Mumbai, October 22: From now onwards, statutory auditors will have to comply with stricter norms when it comes to their resignation. Market regulator, Securities and Exchange Board of India (Sebi) has recently issued a circular stating that auditors resigning from listed companies are required to give detailed reasons to stock exchanges at earliest. Sebi, in its consultative paper in the month of July, highlighted that resignation of an auditor before completion of audit of financial results for the year seriously hampers investor confidence.
Further this also leaves investors without correct information about their financial decisions. Recently, the number of instances related to abrupt resignation of Statutory Auditors has increased from the listed companies which has come to the notice of Sebi.
“Resignation of an auditor of a listed entity/ its material subsidiary before completion of the audit of financial results for the year due to reasons such as pre-occupation may seriously hamper investor confidence and deny them access to reliable information for taking timely investment decisions,” read Sebi’s circular.

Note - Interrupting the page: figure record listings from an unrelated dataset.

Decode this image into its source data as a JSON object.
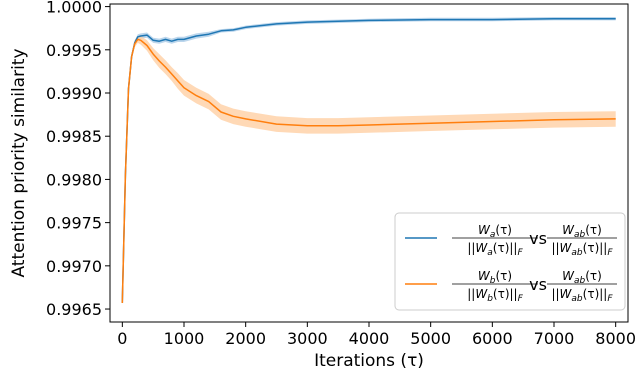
{
  "chart_data": {
    "type": "line",
    "title": "",
    "xlabel": "Iterations (τ)",
    "ylabel": "Attention priority similarity",
    "xlim": [
      -200,
      8200
    ],
    "ylim": [
      0.99635,
      1.00003
    ],
    "xticks": [
      0,
      1000,
      2000,
      3000,
      4000,
      5000,
      6000,
      7000,
      8000
    ],
    "yticks": [
      0.9965,
      0.997,
      0.9975,
      0.998,
      0.9985,
      0.999,
      0.9995,
      1.0
    ],
    "xtick_labels": [
      "0",
      "1000",
      "2000",
      "3000",
      "4000",
      "5000",
      "6000",
      "7000",
      "8000"
    ],
    "ytick_labels": [
      "0.9965",
      "0.9970",
      "0.9975",
      "0.9980",
      "0.9985",
      "0.9990",
      "0.9995",
      "1.0000"
    ],
    "grid": false,
    "legend_position": "lower-right",
    "series": [
      {
        "legend": {
          "lhs_num": "W_a(τ)",
          "lhs_den": "||W_a(τ)||_F",
          "vs": "vs",
          "rhs_num": "W_ab(τ)",
          "rhs_den": "||W_ab(τ)||_F"
        },
        "color": "#1f77b4",
        "band_color": "#a6c8e6",
        "x": [
          0,
          50,
          100,
          150,
          200,
          250,
          300,
          400,
          500,
          600,
          700,
          800,
          900,
          1000,
          1200,
          1400,
          1600,
          1800,
          2000,
          2500,
          3000,
          3500,
          4000,
          5000,
          6000,
          7000,
          8000
        ],
        "y": [
          0.99657,
          0.99805,
          0.99905,
          0.99942,
          0.99958,
          0.99965,
          0.99966,
          0.99967,
          0.99961,
          0.9996,
          0.99962,
          0.9996,
          0.99962,
          0.99962,
          0.99966,
          0.99968,
          0.99972,
          0.99973,
          0.99976,
          0.9998,
          0.99982,
          0.99983,
          0.99984,
          0.99985,
          0.99985,
          0.99986,
          0.99986
        ],
        "band": [
          2e-05,
          3e-05,
          3e-05,
          3e-05,
          3e-05,
          3e-05,
          3e-05,
          3e-05,
          3e-05,
          3e-05,
          3e-05,
          3e-05,
          3e-05,
          3e-05,
          3e-05,
          3e-05,
          2e-05,
          2e-05,
          2e-05,
          2e-05,
          2e-05,
          2e-05,
          2e-05,
          2e-05,
          2e-05,
          2e-05,
          2e-05
        ]
      },
      {
        "legend": {
          "lhs_num": "W_b(τ)",
          "lhs_den": "||W_b(τ)||_F",
          "vs": "vs",
          "rhs_num": "W_ab(τ)",
          "rhs_den": "||W_ab(τ)||_F"
        },
        "color": "#ff7f0e",
        "band_color": "#ffcc9e",
        "x": [
          0,
          50,
          100,
          150,
          200,
          250,
          300,
          400,
          500,
          600,
          700,
          800,
          900,
          1000,
          1200,
          1400,
          1600,
          1800,
          2000,
          2500,
          3000,
          3500,
          4000,
          5000,
          6000,
          7000,
          8000
        ],
        "y": [
          0.99657,
          0.99805,
          0.99905,
          0.99942,
          0.99957,
          0.99962,
          0.99961,
          0.99955,
          0.99945,
          0.99937,
          0.9993,
          0.99922,
          0.99914,
          0.99906,
          0.99897,
          0.9989,
          0.99878,
          0.99873,
          0.9987,
          0.99864,
          0.99862,
          0.99862,
          0.99863,
          0.99865,
          0.99867,
          0.99869,
          0.9987
        ],
        "band": [
          2e-05,
          3e-05,
          3e-05,
          3e-05,
          4e-05,
          4e-05,
          5e-05,
          6e-05,
          7e-05,
          8e-05,
          8e-05,
          8e-05,
          9e-05,
          9e-05,
          9e-05,
          9e-05,
          9e-05,
          9e-05,
          9e-05,
          9e-05,
          9e-05,
          9e-05,
          9e-05,
          9e-05,
          9e-05,
          9e-05,
          9e-05
        ]
      }
    ]
  }
}
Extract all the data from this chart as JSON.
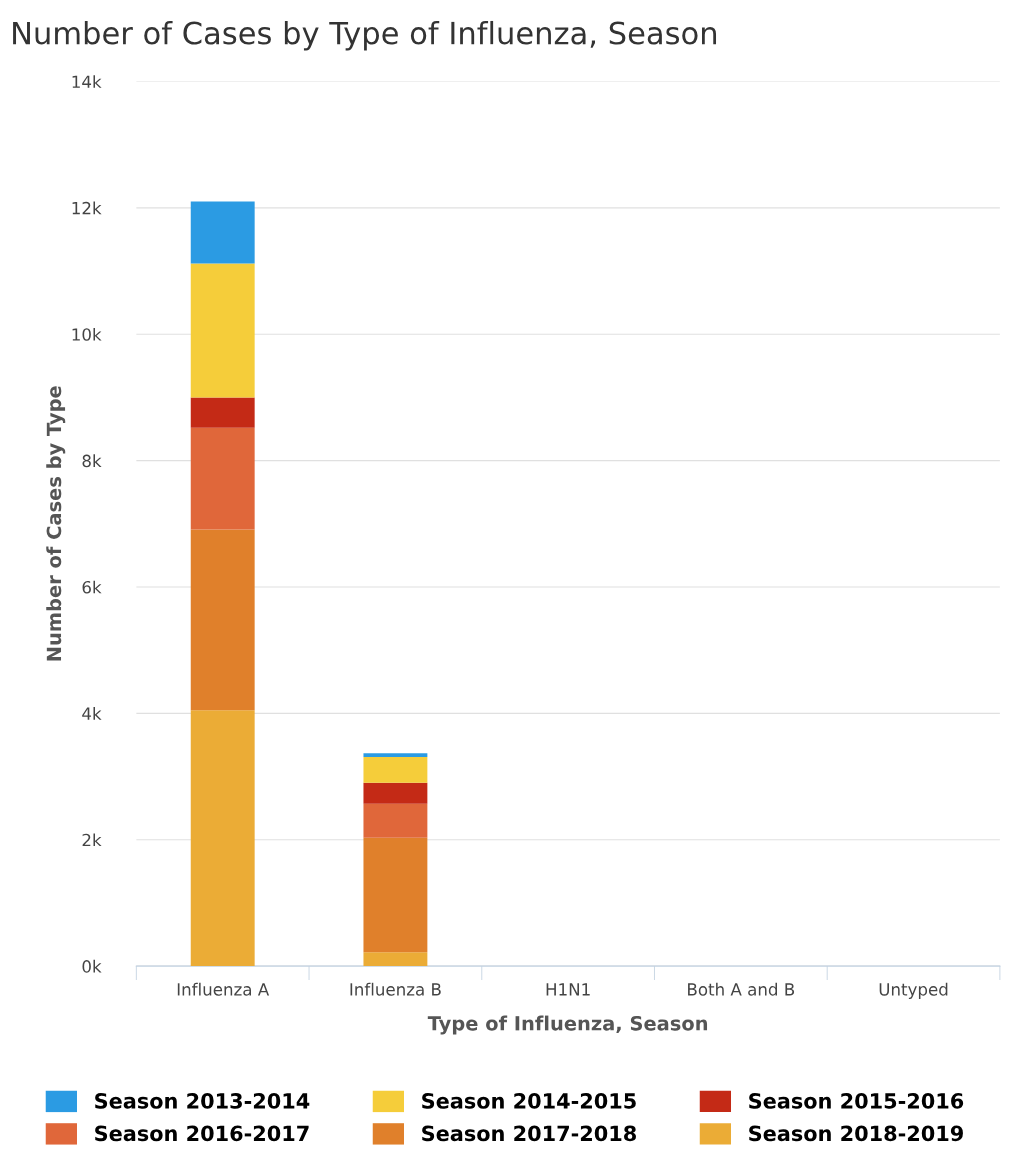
{
  "chart_data": {
    "type": "bar",
    "title": "Number of Cases by Type of Influenza, Season",
    "xlabel": "Type of Influenza, Season",
    "ylabel": "Number of Cases by Type",
    "categories": [
      "Influenza A",
      "Influenza B",
      "H1N1",
      "Both A and B",
      "Untyped"
    ],
    "stacked": true,
    "series": [
      {
        "name": "Season 2018-2019",
        "color": "#ebac36",
        "values": [
          4050,
          220,
          0,
          0,
          0
        ]
      },
      {
        "name": "Season 2017-2018",
        "color": "#e0802b",
        "values": [
          2860,
          1810,
          0,
          0,
          0
        ]
      },
      {
        "name": "Season 2016-2017",
        "color": "#e0673a",
        "values": [
          1610,
          540,
          0,
          0,
          0
        ]
      },
      {
        "name": "Season 2015-2016",
        "color": "#c42a16",
        "values": [
          480,
          330,
          0,
          0,
          0
        ]
      },
      {
        "name": "Season 2014-2015",
        "color": "#f5cd3a",
        "values": [
          2120,
          410,
          0,
          0,
          0
        ]
      },
      {
        "name": "Season 2013-2014",
        "color": "#2b9be3",
        "values": [
          980,
          60,
          0,
          0,
          0
        ]
      }
    ],
    "ylim": [
      0,
      14000
    ],
    "yticks": [
      {
        "value": 0,
        "label": "0k"
      },
      {
        "value": 2000,
        "label": "2k"
      },
      {
        "value": 4000,
        "label": "4k"
      },
      {
        "value": 6000,
        "label": "6k"
      },
      {
        "value": 8000,
        "label": "8k"
      },
      {
        "value": 10000,
        "label": "10k"
      },
      {
        "value": 12000,
        "label": "12k"
      },
      {
        "value": 14000,
        "label": "14k"
      }
    ],
    "grid": "y",
    "legend": "bottom"
  }
}
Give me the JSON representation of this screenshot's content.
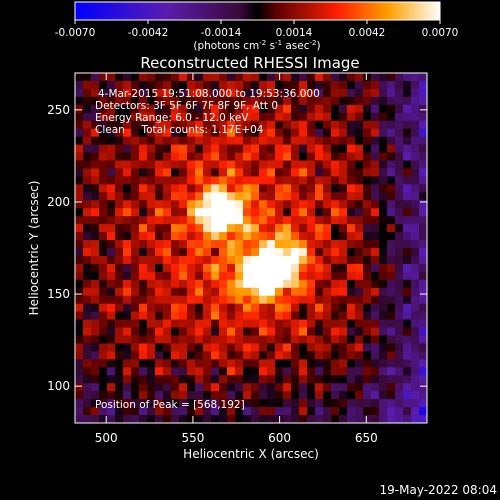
{
  "colorbar": {
    "ticks": [
      "-0.0070",
      "-0.0042",
      "-0.0014",
      "0.0014",
      "0.0042",
      "0.0070"
    ],
    "unit_prefix": "(photons cm",
    "unit_exp1": "-2",
    "unit_mid": " s",
    "unit_exp2": "-1",
    "unit_mid2": " asec",
    "unit_exp3": "-2",
    "unit_suffix": ")"
  },
  "chart_data": {
    "type": "heatmap",
    "title": "Reconstructed RHESSI Image",
    "xlabel": "Heliocentric X (arcsec)",
    "ylabel": "Heliocentric Y (arcsec)",
    "xlim": [
      482,
      685
    ],
    "ylim": [
      80,
      270
    ],
    "x_ticks": [
      500,
      550,
      600,
      650
    ],
    "y_ticks": [
      100,
      150,
      200,
      250
    ],
    "clim": [
      -0.007,
      0.007
    ],
    "colormap": "blue-purple-red-yellow-white",
    "peak": {
      "x": 568,
      "y": 192
    },
    "sources": [
      {
        "x": 566,
        "y": 195,
        "amplitude": 0.007
      },
      {
        "x": 588,
        "y": 160,
        "amplitude": 0.0068
      },
      {
        "x": 602,
        "y": 166,
        "amplitude": 0.006
      }
    ],
    "annotations": [
      "4-Mar-2015 19:51:08.000 to 19:53:36.000",
      "Detectors: 3F 5F 6F 7F 8F 9F, Att 0",
      "Energy Range: 6.0 - 12.0 keV",
      "Clean     Total counts: 1.17E+04"
    ],
    "peak_label": "Position of Peak = [568,192]"
  },
  "footer": {
    "date": "19-May-2022 08:04"
  }
}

As per the norms, in case the auditor resigns within 45 days from the end of quarter of a financial year, then there’s a requirement to submit the limited review or audit report for such quarter. Further, any concern related to the management of the company, the auditor needs to approach the chairman of the audit committee for non-availability of information or non-cooperation by the management.
The statutory auditors are mandatory for any company and are appointed within 30 days of incorporation. As per the Companies Act, 2013, the accounts of a limited liability partnership (LLP) should undergo audit if its annual turnover is over Rs 25 Lakh or more as capital contribution. Auditors play a pivotal role when it comes to giving timely unbiased disclosures to investors and stakeholders in the securities market.